Le dije que me podría llamar y, con un ceño estricto, afirmó que nunca daba
citas a domicilio, aunque tuvo un gesto conciliador y se quitó el sombrero de
terciopelo azul para mostrar algo:
—Aquí dentro del sombrero cerrando los ojos vas a meter la mano y sacar un
papelito, como si fueras uno de los pajareros. Lee con atención y no tienes que
decir nada. Si te es posible guárdalo que ahí está una fórmula personal para la
felicidad.
Antes de abrirlo pensé que surgiría una fórmula como la de Einstein con su
E igual a M por C al cuadrado. De antemano sabía que no vendría nada de
fórmulas físicas. En un papelito cuadriculado, como de hoja de cuaderno
escolar, estaba escrita una frase con letras mayúsculas.
Por bromear dije:
—Esperaba el papel dentro de una galleta china.
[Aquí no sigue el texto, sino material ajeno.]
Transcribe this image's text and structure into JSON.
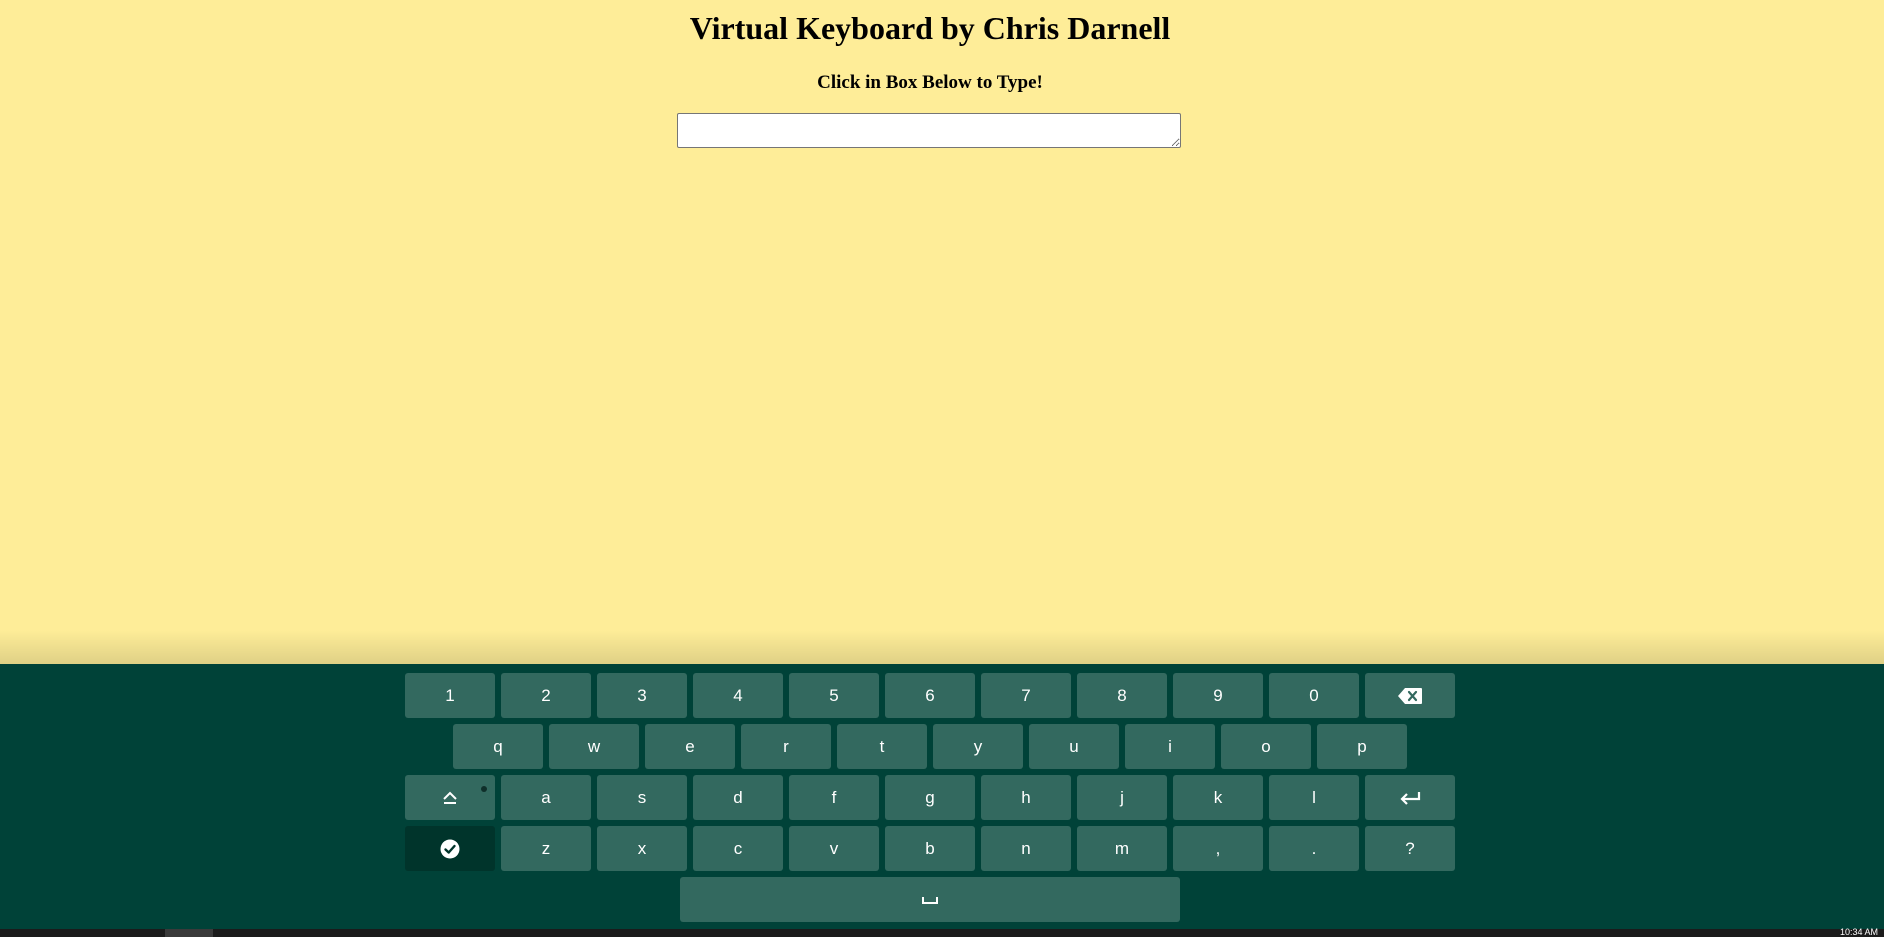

A Max no le agradó esa broma. Respondió que en su sombrero azul de copa le
dejara una cooperación voluntaria, con una aportación del tamaño de mi “santa
voluntad”. Esa frase la sentí como un regaño. Saqué la billetera, donde guardé
el papelito y extraje un billete con la efigie de un prócer de la
Independencia. Sentí vergüenza por el escaso valor del billete. Traté de
explicar que la próxima vez sí retribuiría, pero Max señaló agitando las manos,
que otra persona esperaba sus servicios.
Regresé retrasado para continuar a la auditoría, donde en la sucursal los
demás empleados fingieron para que no les remarcara en la revisión contable.
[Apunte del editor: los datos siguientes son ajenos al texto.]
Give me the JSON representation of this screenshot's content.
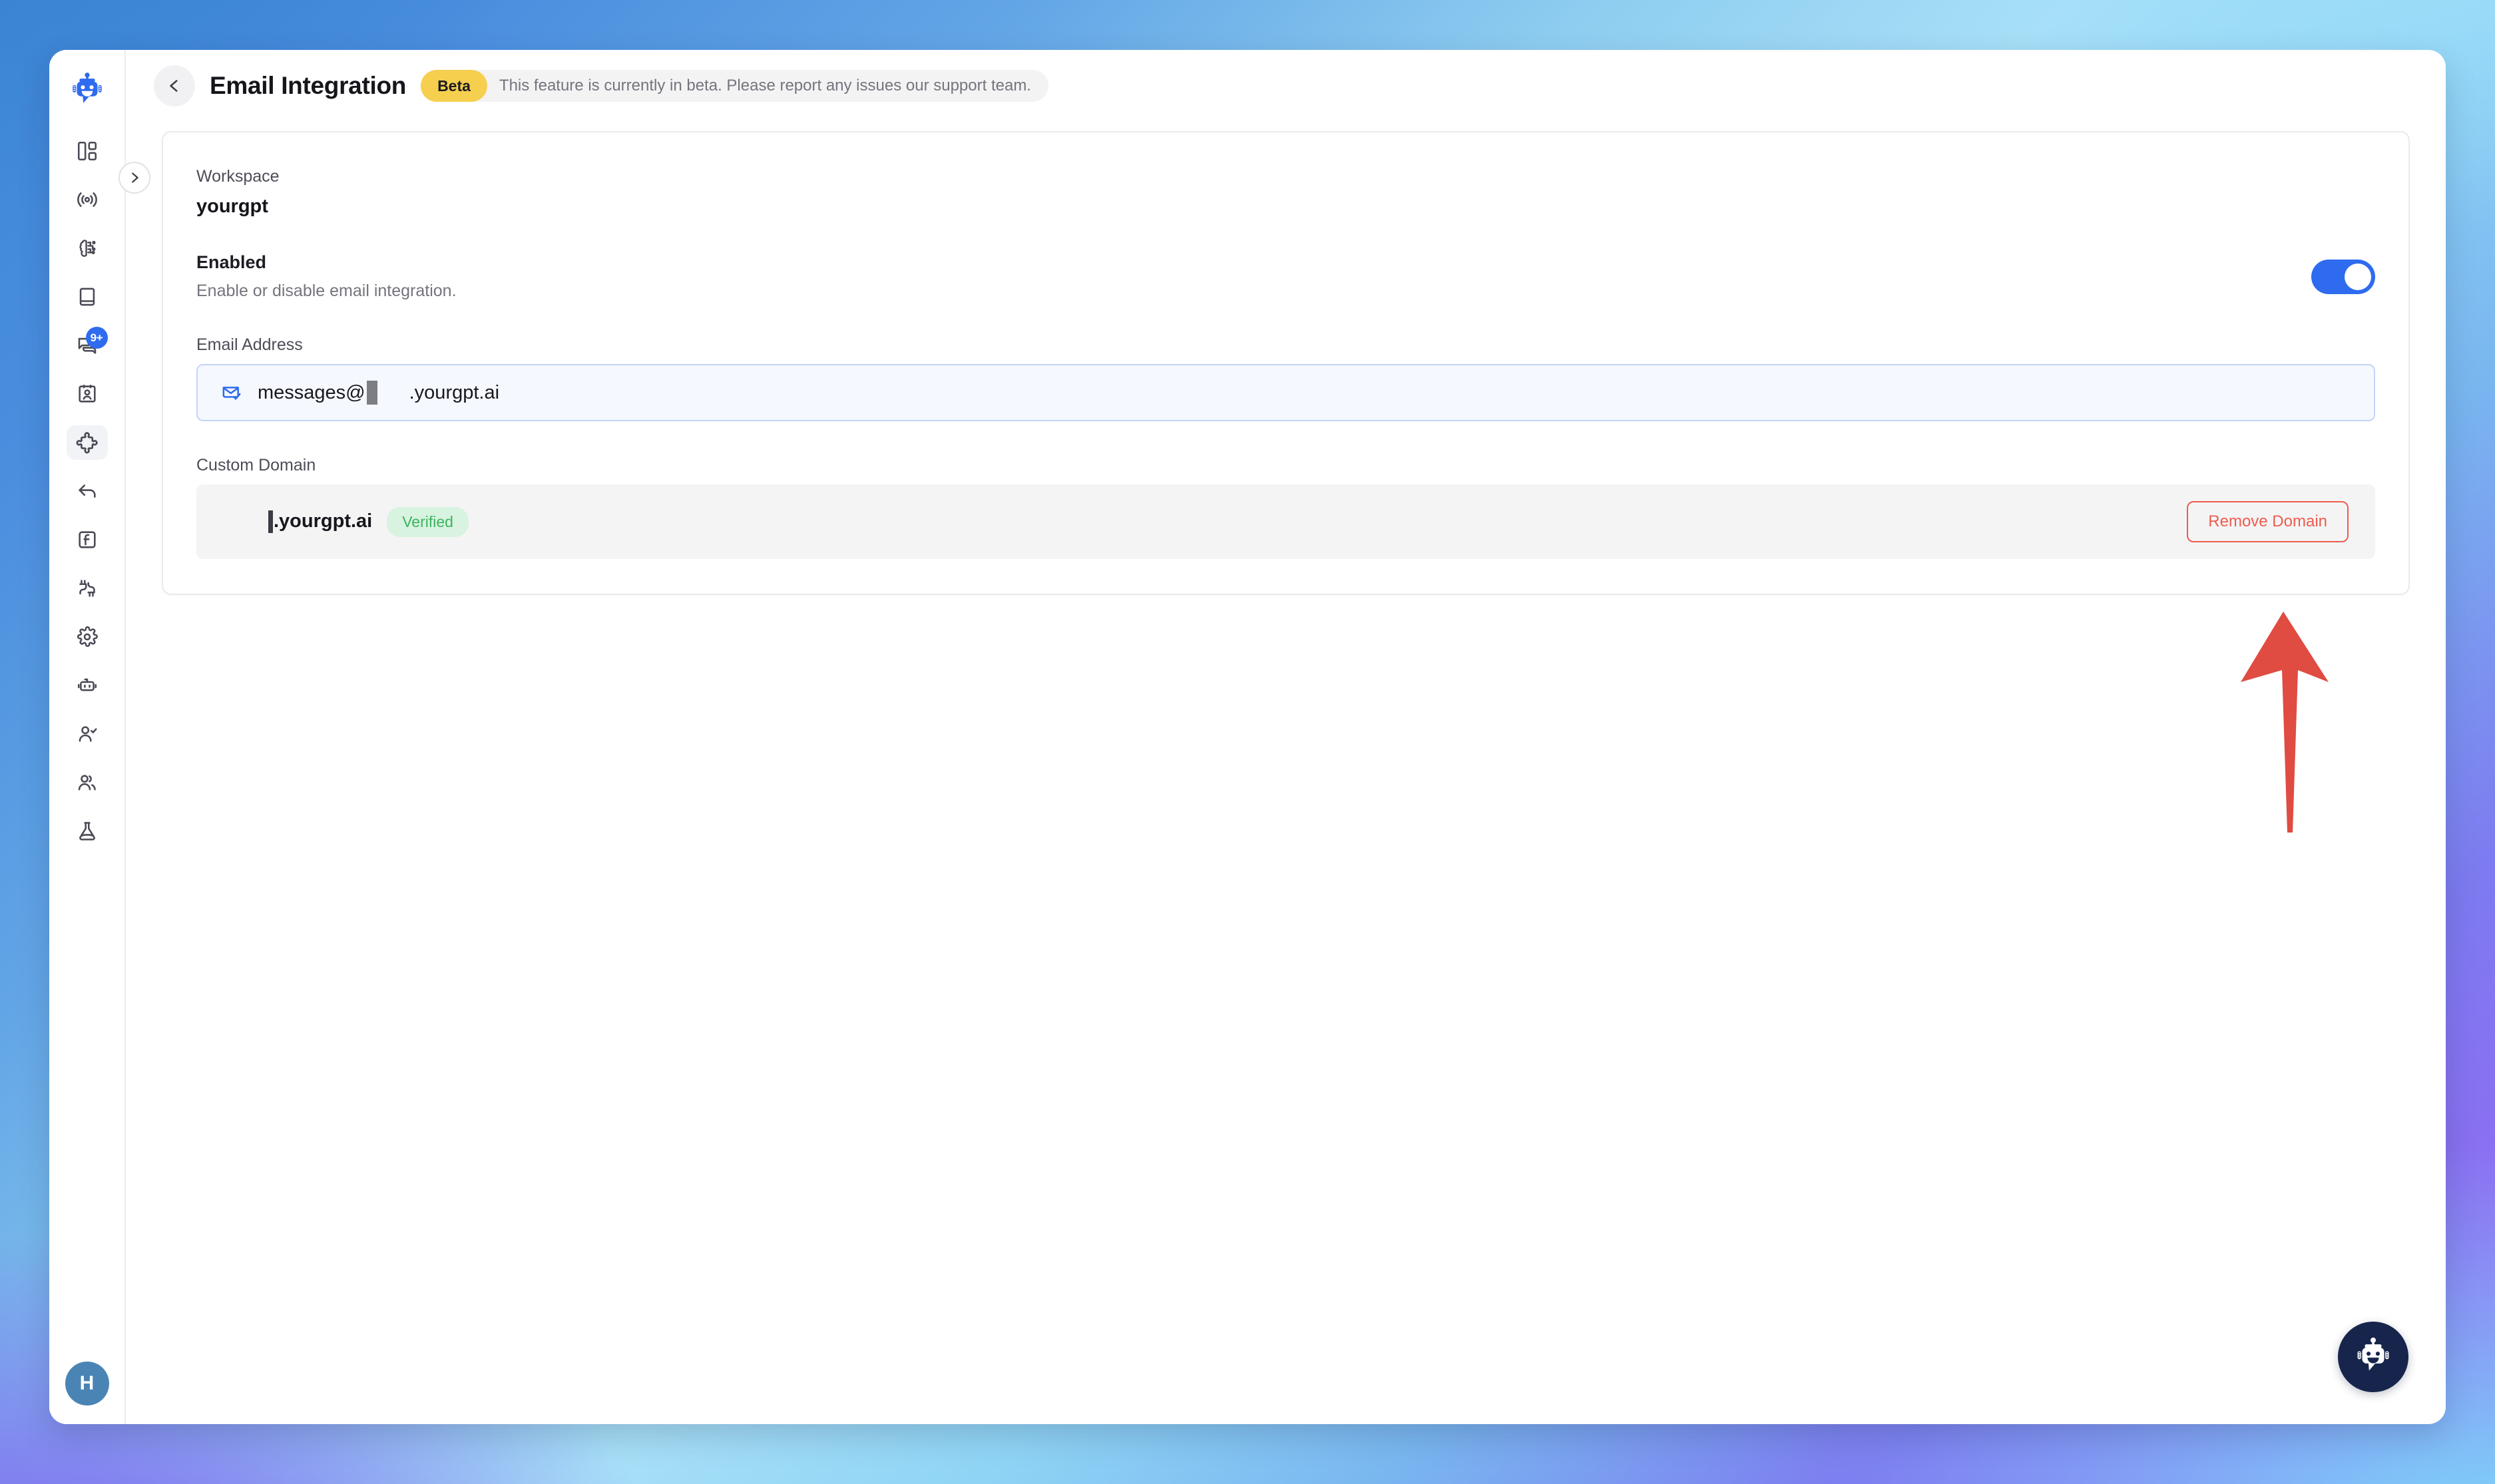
{
  "app": {
    "brand_icon": "robot-logo-icon",
    "expand_icon": "chevron-right-icon"
  },
  "sidebar": {
    "items": [
      {
        "name": "dashboard",
        "icon": "layout-dashboard-icon",
        "active": false,
        "badge": ""
      },
      {
        "name": "broadcast",
        "icon": "broadcast-signal-icon",
        "active": false,
        "badge": ""
      },
      {
        "name": "ai-brain",
        "icon": "brain-circuit-icon",
        "active": false,
        "badge": ""
      },
      {
        "name": "knowledge",
        "icon": "book-icon",
        "active": false,
        "badge": ""
      },
      {
        "name": "conversations",
        "icon": "chat-bubbles-icon",
        "active": false,
        "badge": "9+"
      },
      {
        "name": "contacts",
        "icon": "contact-card-icon",
        "active": false,
        "badge": ""
      },
      {
        "name": "integrations",
        "icon": "puzzle-piece-icon",
        "active": true,
        "badge": ""
      },
      {
        "name": "replies",
        "icon": "reply-arrow-icon",
        "active": false,
        "badge": ""
      },
      {
        "name": "functions",
        "icon": "function-box-icon",
        "active": false,
        "badge": ""
      },
      {
        "name": "connections",
        "icon": "plug-connector-icon",
        "active": false,
        "badge": ""
      },
      {
        "name": "settings",
        "icon": "gear-icon",
        "active": false,
        "badge": ""
      },
      {
        "name": "bots",
        "icon": "robot-icon",
        "active": false,
        "badge": ""
      },
      {
        "name": "agents",
        "icon": "user-check-icon",
        "active": false,
        "badge": ""
      },
      {
        "name": "teams",
        "icon": "users-group-icon",
        "active": false,
        "badge": ""
      },
      {
        "name": "labs",
        "icon": "flask-icon",
        "active": false,
        "badge": ""
      }
    ],
    "avatar_initial": "H"
  },
  "topbar": {
    "back_icon": "chevron-left-icon",
    "title": "Email Integration",
    "beta_pill": "Beta",
    "beta_message": "This feature is currently in beta. Please report any issues our support team."
  },
  "card": {
    "workspace": {
      "label": "Workspace",
      "value": "yourgpt"
    },
    "enabled": {
      "title": "Enabled",
      "description": "Enable or disable email integration.",
      "toggle_state": "on"
    },
    "email_address": {
      "label": "Email Address",
      "icon": "mail-check-icon",
      "prefix": "messages@",
      "suffix": ".yourgpt.ai"
    },
    "custom_domain": {
      "label": "Custom Domain",
      "domain_suffix": ".yourgpt.ai",
      "status_badge": "Verified",
      "remove_button": "Remove Domain"
    }
  },
  "annotation": {
    "arrow": "red-up-arrow",
    "color": "#e04b42"
  },
  "chat_widget": {
    "icon": "robot-chat-icon",
    "color": "#17254c"
  },
  "colors": {
    "accent_blue": "#2f6bef",
    "beta_yellow": "#f6cf4f",
    "verified_green": "#3cb45f",
    "danger_red": "#ef5b4c"
  }
}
Esa noche, una y otra vez revisé el papel escrito. Incluso sospeché que el
vendedor de felicidad había hecho trampa. ¿Cómo había sucedido que aparecieran
ciertos detalles tan personales? Los agoreros y los oráculos falsarios lanzan
frases ambiguas, que encajan en cualquier persona en cualquier situación. Un
mensaje tan personal no pudo escribirse antes de conocerme. El papelito
apuntaba sin lugar a ninguna duda que reconocer el amor por mi roommate
Esmeralda sería un desastre, pero atravesar el negro Tártaro del fracaso
amoroso abriría la ruta al paraíso personal.
Los siguientes días fueron de una lucha interior desgastante. A esas noches
las invadió un insomnio lleno de reproches. “Confiesa que estás enamorado de
ella, pero te mira como amigo y nunca te va a amar.”
Al terminar la semana ya estaba ojeroso y torpe por la falta de sueño, atado
a diálogos interiores intensos. Esa racha de insomnio la terminó notando
Esmeralda y ella recomendó somníferos. Un domingo después de que su novio se
marchara a una competencia deportiva, junté suficiente resolución, aunque sin elocuencia
para explicar lo que sentía. Mientas ella se entretenía cocinando unos huevos
fritos para desayunar, solté un inesperado y rápido:
—¡Deja al imbécil de tu novio y cásate conmigo de una vez!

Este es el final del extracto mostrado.